WEST SPRINGFIELD, Mass. (WWLP) - It has been six months since 26 students and educators were killed at Sandy Hook Elementary School in Newtown, Connecticut.
As the nation marked the day with ceremony, teachers in western Massachusetts say their schools will never be the same.
"You look at our little kids in first and second grade and say this could happen here. It's a horrible thought but we're ready, we're doing a lot of things," said Fausey Elementary School Reading Specialist, Tim Harty.
Nowadays, it's not unusual when you walk into a school in western Massachusetts to be greeted by a locked door and a buzzing system.
Like many schools in western Mass., Fausey Elementary School in West Springfield keeps a close eye on those who walk through their doors.
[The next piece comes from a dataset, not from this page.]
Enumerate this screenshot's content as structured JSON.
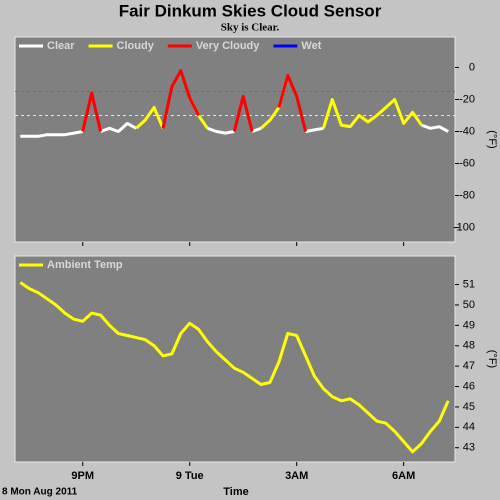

The security equipment is only part of it.
West Springfield Superintendent Russell Johnston says the Newtown tragedy brought the schools closer with its local police department.
"We've arranged it with the officers if they need to fill out paperwork or complete tasks that they can do in their cruisers, they're doing that in front of our buildings, that's meant to mean that they can show up at random times and an external threat might not know when the police would be in the schools," said Superintendent Johnston.
Most schools responded to the tragedy by stepping up security, but reading specialist Tim Harty says it's not just security that's changed, it's their peace of mind.
"It's always difficult. Years ago, you never worried about this stuff happening, but especially since Newtown, how it hits so close to home and it's an elementary school," Harty added.
West Springfield's Superintendent says they're not finished yet. After school ends this year they want to put their teachers through additional training so they are better prepared for any intruder.